The Greatest Space-Fantasy of All Time!

Part of it, I’m sure, is that I’m now in my 40s.

Part of it is reminiscences like James Maliszewski’s recent run of entries on his blog, “Grognardia” (start from that date, and go forward from there, he’s done a few), or the always-excellent Space:1970 blog.

I’ve been thinking a lot about the stuff that I *lived for* from roughly Age 8 until my teenage years (when things like music and girls distracted me).

The fire was lit, certainly, by Star Trek re-runs in the early-to-mid 70s. But, like most geeks of my age, the conflagration took off in 1977, with Star Wars, and nothing after that was ever the same.

So yeah — I’ve been thinking a lot about that time, especially the years from 1977 through 1980 — when the first film was all that there was, when the horizon was endless, and the galaxy hadn’t been defined down to the last name and backstory given to every minor walk-on in a scene. Thinking about my imaginative diet at the time — the thing that consumed me, from reading to watching to drawing to playing.

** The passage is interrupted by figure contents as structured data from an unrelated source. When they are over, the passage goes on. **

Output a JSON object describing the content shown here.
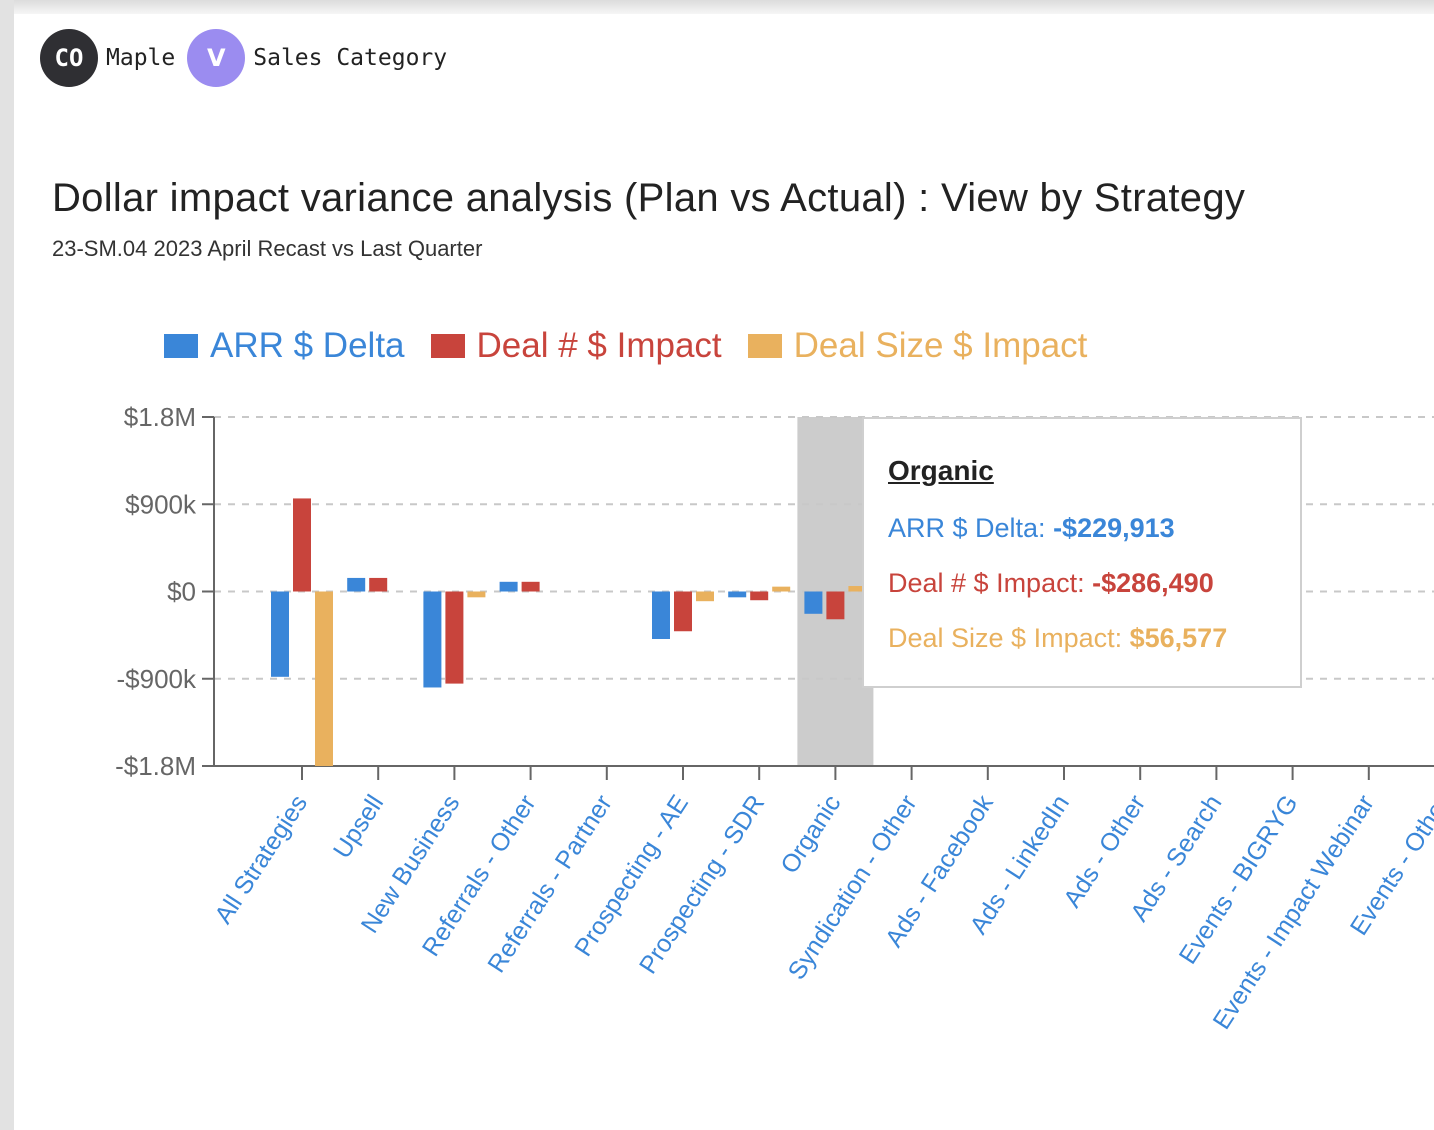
{
  "header": {
    "badges": [
      {
        "initials": "CO",
        "label": "Maple"
      },
      {
        "initials": "V",
        "label": "Sales Category"
      }
    ]
  },
  "colors": {
    "arr": "#3a86d8",
    "deal_num": "#c8443c",
    "deal_size": "#e9b15e",
    "highlight": "#cccccc"
  },
  "chart_data": {
    "type": "bar",
    "title": "Dollar impact variance analysis (Plan vs Actual) : View by Strategy",
    "subtitle": "23-SM.04 2023 April Recast vs Last Quarter",
    "categories": [
      "All Strategies",
      "Upsell",
      "New Business",
      "Referrals - Other",
      "Referrals - Partner",
      "Prospecting - AE",
      "Prospecting - SDR",
      "Organic",
      "Syndication - Other",
      "Ads - Facebook",
      "Ads - LinkedIn",
      "Ads - Other",
      "Ads - Search",
      "Events - BIGRYG",
      "Events - Impact Webinar",
      "Events - Other"
    ],
    "series": [
      {
        "name": "ARR $ Delta",
        "values": [
          -880000,
          140000,
          -990000,
          100000,
          0,
          -490000,
          -60000,
          -229913,
          0,
          0,
          0,
          0,
          0,
          0,
          0,
          0
        ]
      },
      {
        "name": "Deal # $ Impact",
        "values": [
          960000,
          140000,
          -950000,
          100000,
          0,
          -410000,
          -90000,
          -286490,
          0,
          0,
          0,
          0,
          0,
          0,
          0,
          0
        ]
      },
      {
        "name": "Deal Size $ Impact",
        "values": [
          -1800000,
          0,
          -60000,
          0,
          0,
          -100000,
          50000,
          56577,
          0,
          0,
          0,
          0,
          0,
          0,
          0,
          0
        ]
      }
    ],
    "ylim": [
      -1800000,
      1800000
    ],
    "yticks": [
      "$1.8M",
      "$900k",
      "$0",
      "-$900k",
      "-$1.8M"
    ],
    "grid": true,
    "legend": "top-left",
    "highlighted_category": "Organic"
  },
  "tooltip": {
    "title": "Organic",
    "rows": [
      {
        "label": "ARR $ Delta: ",
        "value": "-$229,913"
      },
      {
        "label": "Deal # $ Impact: ",
        "value": "-$286,490"
      },
      {
        "label": "Deal Size $ Impact: ",
        "value": "$56,577"
      }
    ]
  }
}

I’ve come to the realization that I’m not really a Science Fiction fan.

I’m a fan of SPACE FANTASY.

That actually used to be a branding description for Star Wars — the Marvel comics used to occasionally have a bannerhead that proclaimed “The Greatest Space-Fantasy of All Time!” That terminology eventually faded from view, of course, as Lucas retroactively tried to convince us all that what he was *really* doing all along was a Campbellian Hero-Myth Exploration. Very Serious, you see. Not just a tribute to the far-flung Flash Gordon serials of his youth, when he couldn’t get the License from King Features. No sir.

I love Space Fantasy. I want giant space-cruisers. I want soaring spacefighters wheeling and roaring unscientifically. I want jungle-planets, desert-planets, ice-planets. I want floating cities. I want knights and knaves and princesses and kings and queens and wizards and monsters… But I want them with lasers.

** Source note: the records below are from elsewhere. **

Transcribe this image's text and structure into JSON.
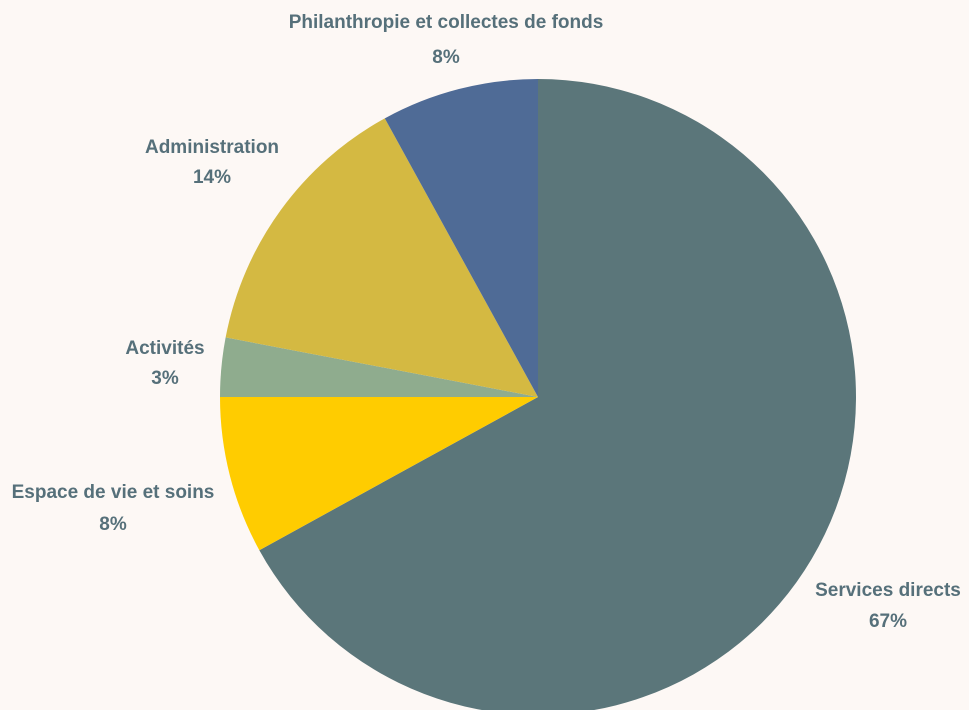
{
  "chart_data": {
    "type": "pie",
    "categories": [
      "Services directs",
      "Espace de vie et soins",
      "Activités",
      "Administration",
      "Philanthropie et collectes de fonds"
    ],
    "values": [
      67,
      8,
      3,
      14,
      8
    ],
    "value_labels": [
      "67%",
      "8%",
      "3%",
      "14%",
      "8%"
    ],
    "colors": [
      "#5b767a",
      "#ffcc00",
      "#8fac8e",
      "#d4b942",
      "#4f6b96"
    ]
  }
}
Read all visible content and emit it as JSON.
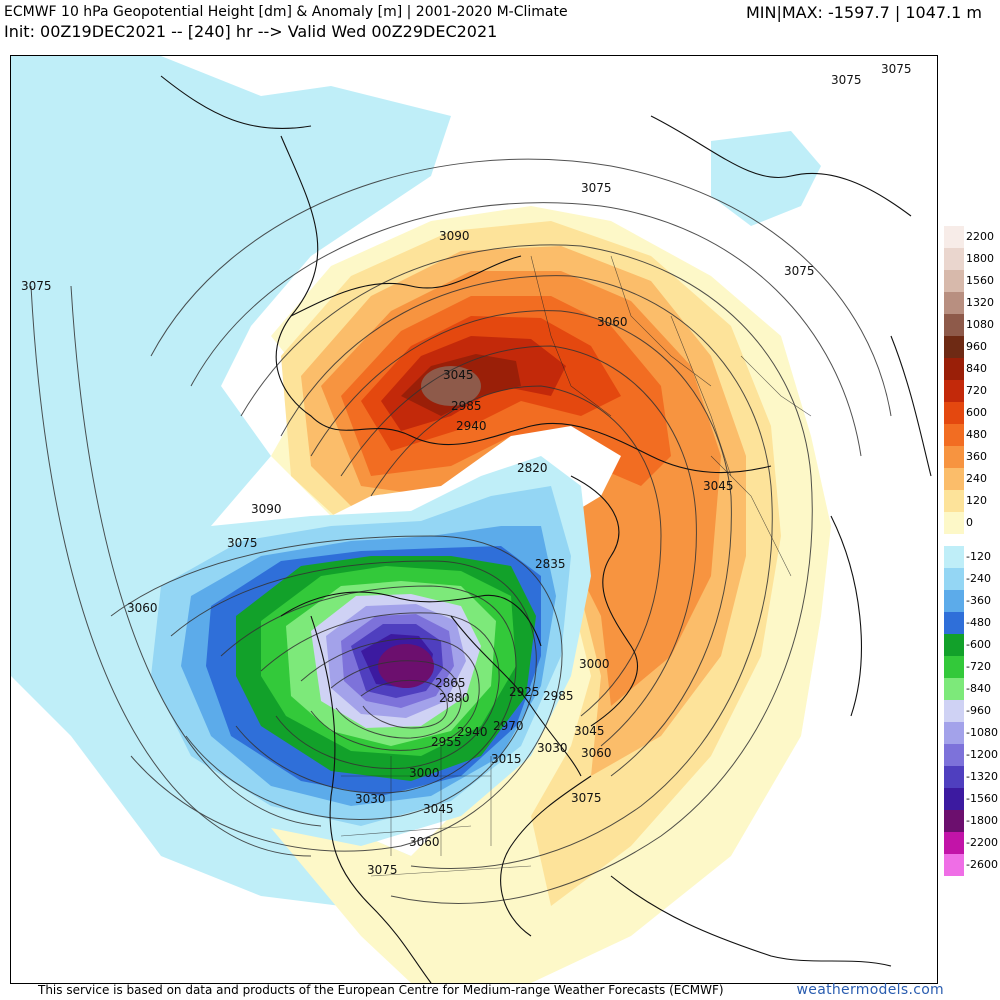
{
  "header": {
    "title": "ECMWF 10 hPa Geopotential Height [dm] & Anomaly [m] | 2001-2020 M-Climate",
    "init_line": "Init: 00Z19DEC2021 -- [240] hr --> Valid Wed 00Z29DEC2021",
    "minmax": "MIN|MAX: -1597.7 | 1047.1 m"
  },
  "legend": {
    "positive": [
      {
        "label": "2200",
        "color": "#f7ece8"
      },
      {
        "label": "1800",
        "color": "#ead6ce"
      },
      {
        "label": "1560",
        "color": "#d7b9ab"
      },
      {
        "label": "1320",
        "color": "#b88f80"
      },
      {
        "label": "1080",
        "color": "#8e5a4a"
      },
      {
        "label": "960",
        "color": "#6e2a14"
      },
      {
        "label": "840",
        "color": "#9a1f08"
      },
      {
        "label": "720",
        "color": "#c3290a"
      },
      {
        "label": "600",
        "color": "#e4480f"
      },
      {
        "label": "480",
        "color": "#f26d22"
      },
      {
        "label": "360",
        "color": "#f79440"
      },
      {
        "label": "240",
        "color": "#fbbd6a"
      },
      {
        "label": "120",
        "color": "#fde39a"
      },
      {
        "label": "0",
        "color": "#fdf8c8"
      }
    ],
    "negative": [
      {
        "label": "-120",
        "color": "#bfeef8"
      },
      {
        "label": "-240",
        "color": "#94d6f4"
      },
      {
        "label": "-360",
        "color": "#5cabea"
      },
      {
        "label": "-480",
        "color": "#2f6fd9"
      },
      {
        "label": "-600",
        "color": "#12a12a"
      },
      {
        "label": "-720",
        "color": "#33c93a"
      },
      {
        "label": "-840",
        "color": "#7de97a"
      },
      {
        "label": "-960",
        "color": "#cfd2f4"
      },
      {
        "label": "-1080",
        "color": "#a3a2ea"
      },
      {
        "label": "-1200",
        "color": "#7d72da"
      },
      {
        "label": "-1320",
        "color": "#4f3fbf"
      },
      {
        "label": "-1560",
        "color": "#3c1aa0"
      },
      {
        "label": "-1800",
        "color": "#6c0f6e"
      },
      {
        "label": "-2200",
        "color": "#c214a8"
      },
      {
        "label": "-2600",
        "color": "#ef6ee6"
      }
    ]
  },
  "map": {
    "contour_labels": [
      "3075",
      "3075",
      "3075",
      "3075",
      "3075",
      "3090",
      "3060",
      "3045",
      "2985",
      "2940",
      "2820",
      "3045",
      "3090",
      "3075",
      "3060",
      "2835",
      "3000",
      "2985",
      "2925",
      "2970",
      "2880",
      "2865",
      "2940",
      "2955",
      "3045",
      "3030",
      "3060",
      "3015",
      "3000",
      "3030",
      "3045",
      "3060",
      "3075",
      "3075"
    ]
  },
  "footer": {
    "credit": "This service is based on data and products of the European Centre for Medium-range Weather Forecasts (ECMWF)",
    "brand": "weathermodels.com"
  }
}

I want GRAND EPIC HEROISM AND SCALE, not speculation on possibility.

So, dear reader — feed the monkey on my back. I’ve got plenty of filmed entertainment to choose from, but what I’m lacking is stuff to read. What are some of your favorite Space Fantasies?

7 Replies to “The Greatest Space-Fantasy of All Time!”

  1. As a fellow fan of widescreen baroque space fantasy, I’m interested to see what titles people throw out there.

    Would you count Dan Simmons’ Hyperion? I only read the first book of the series, but I loved it a whole lot.

  2. Ugh, just wrote a whole thing and got a “time out” message. Grr.

    Short version: 1949 “The Star Kings” by Edmond Hamilton (husband of Leigh Brackett). Reprinted in ’69 and ’70, wasn’t too hard to track down (may even be PD in electronic). Seriously epic space adventure. Good description here: http://bit.ly/cBd7aN

  3. Hello. I’m here via Chuck Wendig. I’m not a big space-fantasy reader, but one writer grabbed hold of my imagination and hasn’t let go. Karin Lowachee’s Warchild series has a strong focus on characters, but she has also built an interesting universe populated by space pirates, aliens, humans, governments, spaceships, and lasers.

  4. I’m going to be running a Space-Fantasy tabletop RPG campaign with modded Feng Shui rules. I can post episodes every 2 weeks if you like…

    If reading my stuff doesn’t slake your thirst, I’d recommend Ender’s Game or The Vorkosigan Saga.

  5. If you can find them (maybe in a used bookstore) check out the Mageworlds series by Debra Doyle & James D. Macdonald. You can still see a couple of rough spots where they filed off the serial numbers but they are a lot of fun.

    Simon Greene’s Deathstalker books might be worth a look. Its Simon Greene so you will get a huge pile of awesome ideas combined with all of his, ah, writing quirks. But they are pure pulpy sci-fantasy with rebellions, weird psychic powers, bizarre characters, space battles, etc.

  6. I’d recommend House of Suns, by Alastair Reynolds. Reynolds has a bit of a rep for writing hard SF, but I think both he and I agree that particular label is probably misapplied (he was, prior to writing SF, a space scientist, thus everything he writes apparently must be hard SF). About a fortnight ago I heard him say of House of Suns that he tried to throw in every bit of wacky SF scenery he could think of — force shields and stasis fields and killer robots and all that malarkey. Fun book.